I don't understand the need to hammer in the point that Fil-C is only valuable for this tiny, teeny, irrelevant microscopic niche, while not even talking about what the niche is? To be clear, the niche is rebuilding your entire GNU/Linux userland with full memory safety and completely acceptable performance, tomorrow, without rewriting anything, right? Is this such a silly little idiosyncratic hobby?
There's a contingent of rust fans that show up on every story about C – their premise is that C code is unsafe and most safety-critical C code should be rewritten in rust.
Fil-C is new and is a viable competitor to rust, that's why you're hearing all asides about tiny niches, unacceptable performance degradation, etc.
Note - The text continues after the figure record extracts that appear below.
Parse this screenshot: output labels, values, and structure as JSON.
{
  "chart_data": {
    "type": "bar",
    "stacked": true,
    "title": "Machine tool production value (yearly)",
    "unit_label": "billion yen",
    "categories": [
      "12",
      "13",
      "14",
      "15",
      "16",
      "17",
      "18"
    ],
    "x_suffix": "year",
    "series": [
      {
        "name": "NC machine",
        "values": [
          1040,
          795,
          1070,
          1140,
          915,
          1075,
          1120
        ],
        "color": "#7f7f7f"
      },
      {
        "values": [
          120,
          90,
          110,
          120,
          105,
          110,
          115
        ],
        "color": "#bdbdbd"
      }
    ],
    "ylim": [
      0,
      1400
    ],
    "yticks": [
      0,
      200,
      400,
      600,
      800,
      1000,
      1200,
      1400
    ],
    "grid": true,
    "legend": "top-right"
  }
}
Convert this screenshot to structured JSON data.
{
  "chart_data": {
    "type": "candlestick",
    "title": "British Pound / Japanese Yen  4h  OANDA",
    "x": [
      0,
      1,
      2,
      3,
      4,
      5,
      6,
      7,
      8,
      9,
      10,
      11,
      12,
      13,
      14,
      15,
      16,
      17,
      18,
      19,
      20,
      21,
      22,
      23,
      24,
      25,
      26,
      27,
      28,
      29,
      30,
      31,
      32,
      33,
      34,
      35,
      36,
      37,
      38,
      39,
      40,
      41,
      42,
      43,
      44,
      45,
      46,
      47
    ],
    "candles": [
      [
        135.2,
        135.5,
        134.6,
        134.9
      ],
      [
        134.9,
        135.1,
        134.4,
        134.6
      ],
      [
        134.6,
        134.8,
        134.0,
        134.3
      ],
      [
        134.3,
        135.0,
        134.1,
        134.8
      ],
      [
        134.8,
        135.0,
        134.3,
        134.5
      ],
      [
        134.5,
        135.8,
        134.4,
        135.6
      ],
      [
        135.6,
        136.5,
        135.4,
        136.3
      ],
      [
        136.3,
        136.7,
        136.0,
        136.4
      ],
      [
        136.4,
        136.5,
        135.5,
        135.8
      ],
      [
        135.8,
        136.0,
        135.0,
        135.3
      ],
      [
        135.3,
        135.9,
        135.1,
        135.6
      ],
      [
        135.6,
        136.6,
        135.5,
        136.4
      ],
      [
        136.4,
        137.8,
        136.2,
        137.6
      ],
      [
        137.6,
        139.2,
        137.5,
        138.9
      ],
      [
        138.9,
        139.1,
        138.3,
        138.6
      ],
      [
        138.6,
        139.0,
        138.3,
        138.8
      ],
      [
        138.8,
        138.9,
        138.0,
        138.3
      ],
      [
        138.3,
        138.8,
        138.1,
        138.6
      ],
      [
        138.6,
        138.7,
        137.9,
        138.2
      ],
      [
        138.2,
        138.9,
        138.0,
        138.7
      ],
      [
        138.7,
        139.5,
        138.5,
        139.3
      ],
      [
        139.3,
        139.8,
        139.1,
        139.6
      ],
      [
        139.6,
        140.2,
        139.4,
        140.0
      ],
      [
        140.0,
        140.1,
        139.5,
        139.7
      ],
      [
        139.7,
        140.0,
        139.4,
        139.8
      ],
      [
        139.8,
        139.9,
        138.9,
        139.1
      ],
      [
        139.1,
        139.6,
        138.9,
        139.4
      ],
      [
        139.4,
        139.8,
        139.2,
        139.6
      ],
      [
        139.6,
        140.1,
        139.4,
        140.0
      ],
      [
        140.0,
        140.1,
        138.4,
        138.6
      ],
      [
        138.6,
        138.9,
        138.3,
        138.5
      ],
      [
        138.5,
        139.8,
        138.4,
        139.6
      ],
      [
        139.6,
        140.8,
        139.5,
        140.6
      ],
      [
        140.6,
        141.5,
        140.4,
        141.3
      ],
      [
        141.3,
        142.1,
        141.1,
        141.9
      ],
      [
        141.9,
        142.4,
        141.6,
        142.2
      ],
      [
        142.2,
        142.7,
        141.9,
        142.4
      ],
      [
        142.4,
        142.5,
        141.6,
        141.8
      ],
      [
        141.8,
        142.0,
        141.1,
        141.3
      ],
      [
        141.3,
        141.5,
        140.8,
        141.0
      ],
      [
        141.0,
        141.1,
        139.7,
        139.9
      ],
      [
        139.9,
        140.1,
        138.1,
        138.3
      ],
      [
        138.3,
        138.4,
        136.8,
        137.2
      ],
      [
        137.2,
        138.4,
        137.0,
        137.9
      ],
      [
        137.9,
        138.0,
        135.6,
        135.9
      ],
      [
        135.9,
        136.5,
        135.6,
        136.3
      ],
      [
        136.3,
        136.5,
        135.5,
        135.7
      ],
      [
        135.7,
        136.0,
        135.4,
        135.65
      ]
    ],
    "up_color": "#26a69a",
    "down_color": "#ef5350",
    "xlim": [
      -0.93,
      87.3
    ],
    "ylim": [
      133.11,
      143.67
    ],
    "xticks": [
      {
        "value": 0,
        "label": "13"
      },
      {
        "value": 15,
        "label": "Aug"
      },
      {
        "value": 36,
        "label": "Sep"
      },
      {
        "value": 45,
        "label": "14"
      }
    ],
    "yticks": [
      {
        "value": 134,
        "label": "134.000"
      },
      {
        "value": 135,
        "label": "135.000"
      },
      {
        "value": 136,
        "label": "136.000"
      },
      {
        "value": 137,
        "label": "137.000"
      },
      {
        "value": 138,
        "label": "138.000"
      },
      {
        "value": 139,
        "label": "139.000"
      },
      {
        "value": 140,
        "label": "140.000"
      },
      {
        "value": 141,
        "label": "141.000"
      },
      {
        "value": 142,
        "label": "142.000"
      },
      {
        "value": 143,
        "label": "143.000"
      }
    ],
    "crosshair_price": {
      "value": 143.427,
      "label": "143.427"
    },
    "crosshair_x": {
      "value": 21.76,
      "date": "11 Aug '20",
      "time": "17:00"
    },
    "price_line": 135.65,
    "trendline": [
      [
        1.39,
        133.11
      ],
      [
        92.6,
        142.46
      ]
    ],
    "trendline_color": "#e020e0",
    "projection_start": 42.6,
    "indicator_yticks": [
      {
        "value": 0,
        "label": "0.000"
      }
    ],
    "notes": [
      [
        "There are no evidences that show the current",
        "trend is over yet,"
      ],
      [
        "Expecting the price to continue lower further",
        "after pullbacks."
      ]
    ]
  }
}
I am a member of this niche – thank you for the flake!! https://discourse.nixos.org/t/radically-improving-nix-nixos-...
So I don’t want to come off as dismissive of the effort - it’s certainly impressive!
The reason I’m not super excited is based on the widely publicized findings from Google and Microsoft (IIRC) about memory safety issues in their code: The vast majority is in new code.
As such, the returns on running the entire userspace with Fil-C may be quite diminished from the get-go. Those who need to guard against UB bugs in seriously battle-hardened C software in production are definitely a small niche.
But that doesn’t mean it isn’t also very useful as a tool during development.